After the backdoor is deployed, attackers manually interact with the compromised system to perform post-exploitation activities.
Core Malware Components
Despite the experimental nature of vibeware, APT36 still relies on a hybrid toolkit combining experimental malware with established frameworks.
Warcode Loader
One of the most important components is warcode.exe, a custom shellcode loader written in the Crystal programming language.
Characteristics:
- Deploys payloads such as Cobalt Strike.
- Found in writable directories such as:
C:\Users\Public\AccountPicturesC:\Users\Public\Downloads
- Serves as a stable fallback mechanism for attackers.
The presence of this loader in previous campaigns suggests that it is considered a trusted component within APT36’s toolkit.
NimShellcodeLoader
Another component, NimShellcodeLoader, represents the vibeware experimentation approach.
Key technical details:
- Written in Nim, a rarely used language.
- Acts as a wrapper to deploy Cobalt Strike beacons.
- Internally referred to as cobaltdropper.nim.
The loader uses a structured cryptographic process:
- The embedded shellcode is encrypted using AES-CBC.
- The decryption key is generated by hashing the password
Pun7sh3r@123with SHA-256. - The decrypted payload executes directly in memory.
This approach helps avoid detection by minimizing disk artifacts.
Additional Malware Components
APT36 also deploys several additional tools within this ecosystem:
CreepDropper
A .NET-based dropper responsible for delivering secondary payloads.
SheetCreep and MailCreep
Payloads designed for data exfiltration and command communication.
BackupSpy
A reconnaissance tool that scans drives and removable media for valuable files.
The malware specifically targets file formats such as:
- Office documents
- PDFs
- Images
- Web files
Collected files are cataloged in an internal manifest before exfiltration.

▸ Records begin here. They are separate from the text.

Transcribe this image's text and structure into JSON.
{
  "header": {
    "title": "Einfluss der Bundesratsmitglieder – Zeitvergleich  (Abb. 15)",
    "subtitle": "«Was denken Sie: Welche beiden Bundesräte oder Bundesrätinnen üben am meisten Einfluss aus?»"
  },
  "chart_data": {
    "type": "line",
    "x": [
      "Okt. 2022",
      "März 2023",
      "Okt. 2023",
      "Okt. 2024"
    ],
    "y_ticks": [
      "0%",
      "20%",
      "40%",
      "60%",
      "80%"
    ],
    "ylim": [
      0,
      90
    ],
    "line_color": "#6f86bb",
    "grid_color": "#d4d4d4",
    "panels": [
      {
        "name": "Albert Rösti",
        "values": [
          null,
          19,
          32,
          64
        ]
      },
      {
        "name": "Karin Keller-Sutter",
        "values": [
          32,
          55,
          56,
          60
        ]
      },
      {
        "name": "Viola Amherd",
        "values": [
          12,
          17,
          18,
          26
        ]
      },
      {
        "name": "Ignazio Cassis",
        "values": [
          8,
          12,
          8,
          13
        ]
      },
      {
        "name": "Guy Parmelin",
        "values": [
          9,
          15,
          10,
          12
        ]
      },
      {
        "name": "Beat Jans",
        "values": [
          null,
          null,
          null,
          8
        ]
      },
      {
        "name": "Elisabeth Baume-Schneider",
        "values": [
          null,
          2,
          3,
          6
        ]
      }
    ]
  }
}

Operational Strategy: Redundancy Through Multiple Implants
An unusual operational feature observed in these attacks is the simultaneous deployment of multiple implants.
Victims often receive several different malware variants, each with:
- Different programming languages
- Different communication channels
- Separate command-and-control mechanisms
If one implant is detected and removed, others remain active, maintaining attacker access.
This redundancy is a key pillar of the Distributed Denial of Detection strategy.
Signs of AI-Generated Malware
Researchers discovered multiple indicators suggesting AI-assisted development:
- Metadata referencing AI-integrated code editors
- Unicode emojis embedded in binary strings
- Frequent logical mistakes in code
In several cases, malware components contained syntactically correct but incomplete logic, including one credential stealer that lacked the C2 address required to send stolen data.
These flaws reinforce the idea that vibeware prioritizes speed of development over code quality.
Strategic Implications
The emergence of vibeware represents a shift in cyber conflict dynamics.
Historically, sophisticated malware required highly skilled developers and long development cycles. AI now allows attackers to rapidly prototype and deploy malware variants, dramatically lowering the barrier to entry.
The real threat is not technical brilliance—it is scale.
Even poorly written malware can succeed if enough variants are deployed.
Defensive Recommendations
Organizations facing vibeware-style campaigns should focus on:
1. Behavioral Detection
Signature-based detection is ineffective against rapidly mutating malware.
2. Monitoring Trusted Services
Security teams should inspect abnormal activity involving platforms like:
- Slack
- Discord
- Google Sheets
3. Endpoint Telemetry
Monitoring unusual scripting activity, especially PowerShell execution, is critical.
4. Multi-layered Security
Combining endpoint detection, network monitoring, and threat intelligence is essential.
Conclusion
APT36’s vibeware campaign highlights a fundamental change in cyber threat development.
Rather than relying on sophisticated malware engineering, attackers are now embracing AI-assisted industrialization—producing massive volumes of experimental implants in the hope that a few will evade defenses.
The result is a future where defenders must be prepared not just for smarter malware, but for much more of it.